The change in value proposition derived from ownership to usage moves the basis of monetization from media distribution to user behavior. Consequently, the most common pricing model is geared towards users, but per-user pricing does not sufficiently deal with variable content delivery. This is where the principles of yield management can be applied to maximize revenue.
Why Metered? Applying Yield Management Principles
Yield management is the process of understanding, anticipating and influencing consumer behavior in order to maximize yield or profits from a perishable resource. Because customers are paying for usage, and because customer usage behavior is a variable, transient revenue opportunity, yield management principles provide the means to maximize revenue. Once the customer uses content under a specific price plan, that usage has been monetized.
A yield management metric can measure and rate the price paid for each behavioral unit of usage (i.e., a behavioral unit price) allowing each subscription to be ranked based on yield. The behavioral unit price metric would answer the following question: did the pricing plan for the customer yield sufficient revenue from the customer usage behavior? If a pricing plan is not based on metering customer usage behavior, the answer will be “no,” as the following example illustrates.

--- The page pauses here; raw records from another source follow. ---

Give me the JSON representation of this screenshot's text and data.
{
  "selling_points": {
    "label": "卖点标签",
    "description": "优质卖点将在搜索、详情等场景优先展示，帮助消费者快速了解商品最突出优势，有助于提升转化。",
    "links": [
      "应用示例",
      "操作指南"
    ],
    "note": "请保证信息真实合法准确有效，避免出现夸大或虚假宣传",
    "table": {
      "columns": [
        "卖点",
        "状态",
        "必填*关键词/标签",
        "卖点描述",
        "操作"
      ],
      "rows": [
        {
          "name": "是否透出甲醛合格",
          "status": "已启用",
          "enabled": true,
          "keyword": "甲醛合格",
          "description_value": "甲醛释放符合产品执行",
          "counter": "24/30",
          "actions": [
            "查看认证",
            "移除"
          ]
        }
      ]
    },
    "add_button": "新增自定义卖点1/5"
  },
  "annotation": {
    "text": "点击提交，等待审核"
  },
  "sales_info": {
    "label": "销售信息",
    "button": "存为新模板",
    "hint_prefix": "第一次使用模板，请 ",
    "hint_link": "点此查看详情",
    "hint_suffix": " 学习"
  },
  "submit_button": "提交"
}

Assume there is a financial information service that charges banks $1,000 per user per month for use of their service. The graphic to the right shows two different banks, in which the first bank processes all types of banking transactions in a single assembly line, with each person performing a specific function (e.g., data lookup in the financial information service). The second bank has a distributed process where personnel specialize in different types of banking transactions, with each of them needing access to the financial information service. With these scenarios, these two banks have organized and staffed their transaction processing differently to accomplish the same goals.
The assembly-line bank has only two users licensed for access to a financial information service at a price of $2,000 per month. The specialized-processing bank has ten users licensed to access the same financial information service at a price of $10,000 per month. Assuming each of these banks performs 1,000 data lookups per month, the assembly-line bank is paying $2 per data lookup, whereas the specialized-processing bank is paying $10 per data lookup. If $10 per data lookup is a fair market price, then $10 per lookup should be the target yield for all customers. In the case of the assembly-line bank, the yield is only $2 per data lookup, or 20% of the target yield percentage. The consequence is that the per-user pricing yielded $8,000 per month less than a pure metered price. On an annual basis, the yield is $96,000 lower, representing a significantly large missed revenue opportunity.
Yield management is a critical competency for pricing managers to move beyond standard user pricing. Because yield management directly aligns price with customer usage behavior and ROI, developing behavioral unit prices allows a publisher to align and optimize license structure and prices. Developing tiered or metered pricing based on anticipated customer usage behavior is the path to maximizing revenue.